IL DISCORSO INTEGRALE

La sentenza arrivata ieri, proprio nel giorno che precede la Giornata della Legalità del 23 maggio, rappresenta per noi senza dubbio un primo passo verso quella che è la ricostruzione della giustizia per tutta la storia di zia Franca. È un segnale, un momento che accogliamo con rispetto e attenzione e, ovviamente, attendiamo ancora di leggere quelle che saranno le motivazioni della sentenza e tutti gli elementi che emergeranno nei prossimi giorni, con i tempi che la giustizia richiede.

Quello di ieri, però, ci tengo a sottolinearlo, per me — e sono sicuro anche per tutta la città — non rappresenta soltanto un passaggio giudiziario legato a una vicenda che ormai da tre anni coinvolge dolorosamente la nostra famiglia. È una storia che ci ha toccati profondamente e che lascia un segno indelebile.

Secondo me rappresenta anche un momento che riguarda tutta la città di Foggia, una città che in questi anni è rimasta vicina alla storia di zia Franca giorno dopo giorno e che oggi, forse, in questa sentenza può cominciare a intravedere un primo spiraglio verso la verità e una nuova serenità collettiva.

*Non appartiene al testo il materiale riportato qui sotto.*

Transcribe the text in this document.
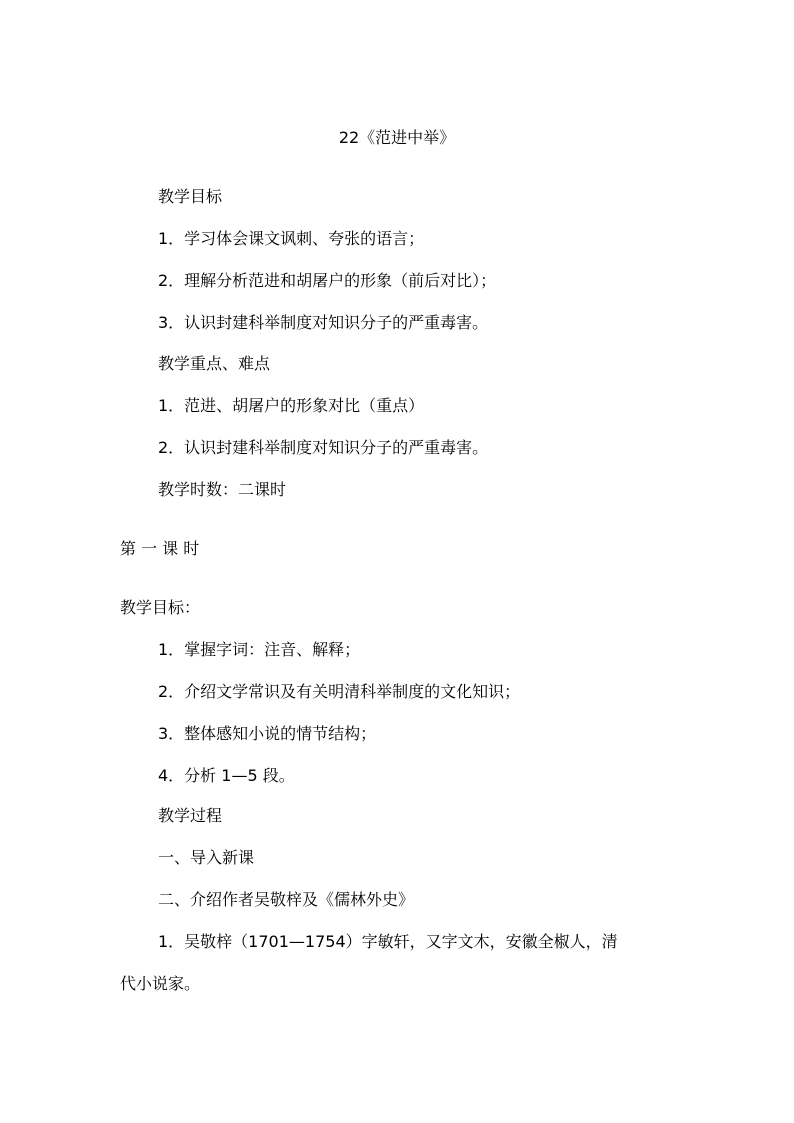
22《范进中举》
教学目标
1．学习体会课文讽刺、夸张的语言；
2．理解分析范进和胡屠户的形象（前后对比）；
3．认识封建科举制度对知识分子的严重毒害。
教学重点、难点
1．范进、胡屠户的形象对比（重点）
2．认识封建科举制度对知识分子的严重毒害。
教学时数：二课时
第 一 课 时
教学目标：
1．掌握字词：注音、解释；
2．介绍文学常识及有关明清科举制度的文化知识；
3．整体感知小说的情节结构；
4．分析 1—5 段。
教学过程
一、导入新课
二、介绍作者吴敬梓及《儒林外史》
1．吴敬梓（1701—1754）字敏轩，又字文木，安徽全椒人，清
代小说家。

Quello che è successo a mia zia è capitato a lei, ma per la prima volta abbiamo visto una città percepire che ciò che era accaduto a zia Franca poteva capitare a chiunque. Foggia ha bisogno di ritrovare fiducia nella giustizia e ha bisogno di rialzare la testa.

Forse questa sentenza e la giornata di ieri rappresentano davvero un primo passo e lasciano intravedere uno spiraglio importante per il futuro. La giustizia, anche quando arriva dopo tanto tempo — e sappiamo bene quanto siano lunghi questi percorsi — può ancora rappresentare un segno di speranza e di fiducia per un’intera comunità cittadina.

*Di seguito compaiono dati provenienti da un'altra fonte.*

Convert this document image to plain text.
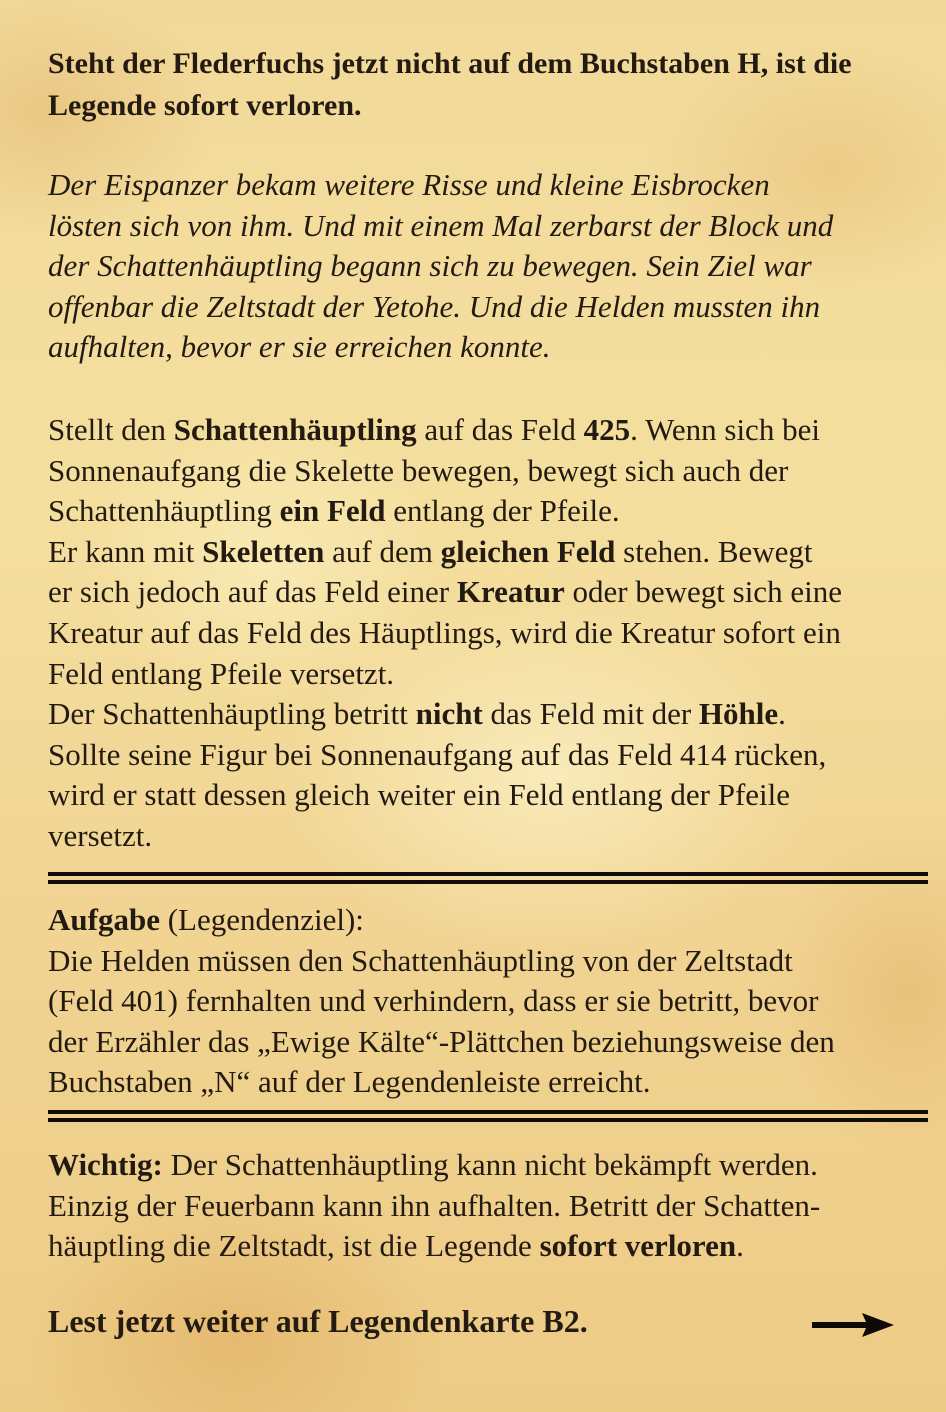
Steht der Flederfuchs jetzt nicht auf dem Buchstaben H, ist die Legende sofort verloren.

Der Eispanzer bekam weitere Risse und kleine Eisbrocken

lösten sich von ihm. Und mit einem Mal zerbarst der Block und

der Schattenhäuptling begann sich zu bewegen. Sein Ziel war

offenbar die Zeltstadt der Yetohe. Und die Helden mussten ihn

aufhalten, bevor er sie erreichen konnte.

Stellt den Schattenhäuptling auf das Feld 425. Wenn sich bei

Sonnenaufgang die Skelette bewegen, bewegt sich auch der

Schattenhäuptling ein Feld entlang der Pfeile.

Er kann mit Skeletten auf dem gleichen Feld stehen. Bewegt

er sich jedoch auf das Feld einer Kreatur oder bewegt sich eine

Kreatur auf das Feld des Häuptlings, wird die Kreatur sofort ein

Feld entlang Pfeile versetzt.

Der Schattenhäuptling betritt nicht das Feld mit der Höhle.

Sollte seine Figur bei Sonnenaufgang auf das Feld 414 rücken,

wird er statt dessen gleich weiter ein Feld entlang der Pfeile

versetzt.

Aufgabe (Legendenziel):

Die Helden müssen den Schattenhäuptling von der Zeltstadt

(Feld 401) fernhalten und verhindern, dass er sie betritt, bevor

der Erzähler das „Ewige Kälte“-Plättchen beziehungsweise den

Buchstaben „N“ auf der Legendenleiste erreicht.

Wichtig: Der Schattenhäuptling kann nicht bekämpft werden.

Einzig der Feuerbann kann ihn aufhalten. Betritt der Schatten-

häuptling die Zeltstadt, ist die Legende sofort verloren.

Lest jetzt weiter auf Legendenkarte B2.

Questi tre anni li abbiamo vissuti con enorme sofferenza, giorno dopo giorno, udienza dopo udienza. Ma la verità non appartiene soltanto alle aule di tribunale: è anche il bisogno profondo di una città e di una comunità che vogliono ritrovare dignità e coraggio.

Voglio approfittare di questo spazio anche per ringraziare l’Arma dei Carabinieri. Non l’avevo mai fatto pubblicamente, ma devo dire che fino a oggi ci sono stati vicinissimi e sono stati, da quel terribile 28 agosto, un punto di riferimento quotidiano per la mia famiglia. Grazie davvero a ognuno di loro, perché se oggi siamo riusciti ad arrivare a quella che riteniamo una prima parte di verità sulla storia di zia Franca, è sicuramente anche merito del loro impegno, profuso fin dai primi istanti dopo quel drammatico evento.

L’altra cosa che volevo dire è un ringraziamento a tutta la stampa cittadina e nazionale, e in particolare a Stato Quotidiano, che ha seguito con grande attenzione, evento dopo evento, tutta questa tragica vicenda. Stato Quotidiano ha sempre dedicato spazio e sensibilità a questa storia, ma devo riconoscere che tutta la stampa locale e nazionale è rimasta costantemente attenta alla vicenda di zia Franca.

Noi, come famiglia, abbiamo bisogno dell’attenzione di chi comunica e racconta questa storia all’opinione pubblica. Foggia ha bisogno di non dimenticare. E anche noi abbiamo bisogno di sentire la vicinanza e l’affetto dei cittadini foggiani, che in questi anni non ci hanno mai lasciati soli.

Sono stati momenti durissimi per tutti, ma continuiamo a credere nella giustizia e nella verità.